Instructor: Bethany Calderwood

Bethany has taught special education in grades PK-5 and has a master's degree in special education.

This lesson uses the book ''When Sophie Gets Angry - Really, Really Angry. . .'' by Molly Bang to teach students about figurative language, particularly metaphors. Students will listen to the story, participate in discussions, and complete an activity.

Learning Objective

As a result of this lesson, students will be able to:

  • define metaphor, and identify metaphors in the book When Sophie Gets Angry - Really, Really Angry. . . by Molly Bang.
  • create metaphors about emotions.
  • write an opinion piece in response to the book When Sophie Gets Angry - Really, Really Angry. . . by Molly Bang.

Length

  • Approximately one hour

Curriculum Standards

  • CCSS.ELA-LITERACY.L.4.5

Demonstrate understanding of figurative language, word relationships, and nuances in word meanings.

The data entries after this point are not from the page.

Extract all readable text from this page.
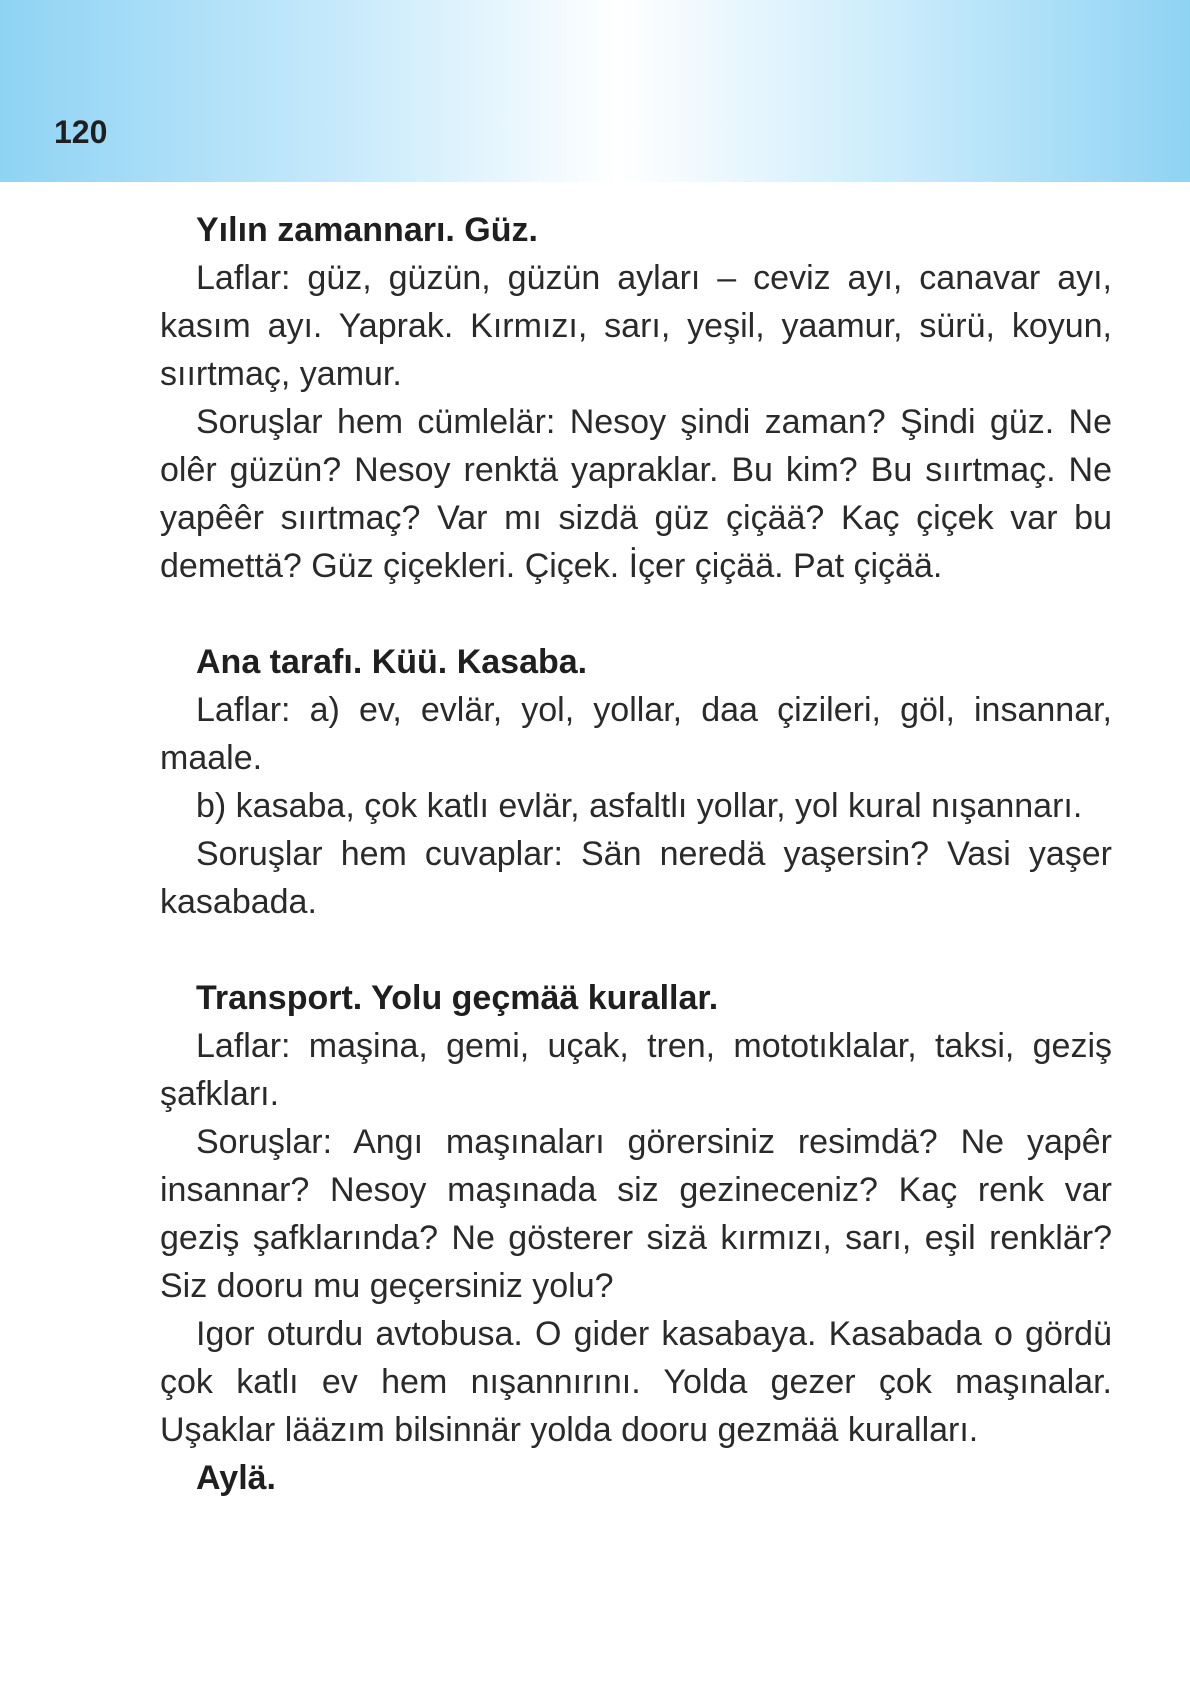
120

Yılın zamannarı. Güz.

Laflar: güz, güzün, güzün ayları – ceviz ayı, canavar ayı, kasım ayı. Yaprak. Kırmızı, sarı, yeşil, yaamur, sürü, koyun, sıırtmaç, yamur.

Soruşlar hem cümlelär: Nesoy şindi zaman? Şindi güz. Ne olêr güzün? Nesoy renktä yapraklar. Bu kim? Bu sıırtmaç. Ne yapêêr sıırtmaç? Var mı sizdä güz çiçää? Kaç çiçek var bu demettä? Güz çiçekleri. Çiçek. İçer çiçää. Pat çiçää.

Ana tarafı. Küü. Kasaba.

Laflar: a) ev, evlär, yol, yollar, daa çizileri, göl, insannar, maale.

b) kasaba, çok katlı evlär, asfaltlı yollar, yol kural nışannarı.

Soruşlar hem cuvaplar: Sän neredä yaşersin? Vasi yaşer kasabada.

Transport. Yolu geçmää kurallar.

Laflar: maşina, gemi, uçak, tren, mototıklalar, taksi, geziş şafkları.

Soruşlar: Angı maşınaları görersiniz resimdä? Ne yapêr insannar? Nesoy maşınada siz gezineceniz? Kaç renk var geziş şafklarında? Ne gösterer sizä kırmızı, sarı, eşil renklär? Siz dooru mu geçersiniz yolu?

Igor oturdu avtobusa. O gider kasabaya. Kasabada o gördü çok katlı ev hem nışannırını. Yolda gezer çok maşınalar. Uşaklar lääzım bilsinnär yolda dooru gezmää kuralları.

Aylä.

  • CCSS.ELA-LITERACY.L.4.5.A

Explain the meaning of simple similes and metaphors (e.g., as pretty as a picture) in context.

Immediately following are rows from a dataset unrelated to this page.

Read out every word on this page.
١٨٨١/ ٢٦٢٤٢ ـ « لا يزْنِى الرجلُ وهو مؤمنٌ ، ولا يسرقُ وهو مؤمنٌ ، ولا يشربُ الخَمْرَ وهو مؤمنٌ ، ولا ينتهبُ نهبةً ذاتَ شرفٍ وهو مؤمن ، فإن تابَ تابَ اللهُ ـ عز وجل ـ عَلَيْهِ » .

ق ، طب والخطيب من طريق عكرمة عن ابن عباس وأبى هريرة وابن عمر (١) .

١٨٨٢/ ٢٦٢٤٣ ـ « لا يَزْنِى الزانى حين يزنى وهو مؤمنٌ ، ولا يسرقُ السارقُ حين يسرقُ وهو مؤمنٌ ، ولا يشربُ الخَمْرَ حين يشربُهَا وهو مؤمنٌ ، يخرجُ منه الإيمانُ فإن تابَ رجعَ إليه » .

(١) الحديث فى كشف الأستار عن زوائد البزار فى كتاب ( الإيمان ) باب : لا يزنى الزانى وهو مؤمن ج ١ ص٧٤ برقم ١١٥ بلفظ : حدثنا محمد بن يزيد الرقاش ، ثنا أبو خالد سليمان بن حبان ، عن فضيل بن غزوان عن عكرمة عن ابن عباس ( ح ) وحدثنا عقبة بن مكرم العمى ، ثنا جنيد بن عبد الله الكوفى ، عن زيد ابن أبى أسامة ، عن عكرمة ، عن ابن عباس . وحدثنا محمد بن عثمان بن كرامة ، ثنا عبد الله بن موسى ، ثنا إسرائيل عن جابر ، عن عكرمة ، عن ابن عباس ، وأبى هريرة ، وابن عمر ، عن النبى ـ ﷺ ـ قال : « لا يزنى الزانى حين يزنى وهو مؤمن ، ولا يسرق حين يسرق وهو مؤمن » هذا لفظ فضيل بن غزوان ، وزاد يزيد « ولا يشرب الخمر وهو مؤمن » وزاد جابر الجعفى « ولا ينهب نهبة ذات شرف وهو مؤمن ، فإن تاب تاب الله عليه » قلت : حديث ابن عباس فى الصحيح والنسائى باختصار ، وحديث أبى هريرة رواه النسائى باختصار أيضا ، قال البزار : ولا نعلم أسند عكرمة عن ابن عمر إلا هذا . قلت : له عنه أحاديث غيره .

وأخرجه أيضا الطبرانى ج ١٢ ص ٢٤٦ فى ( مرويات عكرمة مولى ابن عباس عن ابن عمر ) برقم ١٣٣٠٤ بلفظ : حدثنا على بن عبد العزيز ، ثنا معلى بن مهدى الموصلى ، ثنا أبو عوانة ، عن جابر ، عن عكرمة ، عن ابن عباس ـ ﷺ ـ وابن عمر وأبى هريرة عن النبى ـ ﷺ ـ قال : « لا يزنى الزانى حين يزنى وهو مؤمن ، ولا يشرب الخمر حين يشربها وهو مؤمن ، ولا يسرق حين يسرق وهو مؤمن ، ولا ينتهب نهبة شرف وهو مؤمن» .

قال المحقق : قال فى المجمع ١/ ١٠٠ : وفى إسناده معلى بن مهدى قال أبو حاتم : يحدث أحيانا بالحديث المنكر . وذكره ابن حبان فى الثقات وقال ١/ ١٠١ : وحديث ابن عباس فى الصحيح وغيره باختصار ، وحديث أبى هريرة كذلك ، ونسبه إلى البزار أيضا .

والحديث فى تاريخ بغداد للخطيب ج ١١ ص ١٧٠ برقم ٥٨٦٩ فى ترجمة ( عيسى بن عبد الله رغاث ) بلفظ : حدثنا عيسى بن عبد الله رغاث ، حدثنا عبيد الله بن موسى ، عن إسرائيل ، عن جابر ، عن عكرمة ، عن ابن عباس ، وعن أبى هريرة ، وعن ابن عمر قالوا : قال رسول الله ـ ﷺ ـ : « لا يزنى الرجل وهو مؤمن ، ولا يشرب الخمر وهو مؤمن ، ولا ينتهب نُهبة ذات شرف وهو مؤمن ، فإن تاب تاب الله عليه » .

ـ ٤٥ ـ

  • CCSS.ELA-LITERACY.W.4.1

Write opinion pieces on topics or texts, supporting a point of view with reasons and information.

Vocabulary and Phrases

  • metaphor
  • simile
  • figurative language
  • opinion piece

Materials

  • When Sophie Gets Angry - Really, Really Angry. . . by Molly Bang
  • Whiteboard
  • Materials for writing and illustrating
  • Poster board, markers, and other art supplies

Instructions

  • Briefly review the terms figurative language, simile, and metaphor, sharing some samples of each. Tell students that figurative language can be used to describe feelings.
  • Ask students to pay attention and look for figurative language as you read the book When Sophie Gets Angry - Really, Really Angry. . . by Molly Bang. Mention that figurative language can be supported by a book's illustrations.
  • Read the book, and then hold a class discussion using the following prompts:
    • Why was Sophie angry?
    • How do the illustrations show that Sophie is angry?
    • How does Sophie handle her anger? What helps her to calm down?
    • Can you think of a time when you felt really, really angry? What did you do? How did it feel?
    • There are safe ways and unsafe ways to respond to anger. What are some safe ways to handle anger? What are some unsafe ways to handle anger?
    • Who can help you if you are angry and don't know what to do?
  • As a class, identify the figurative language (the red roar, the volcano, the puzzle) in the story.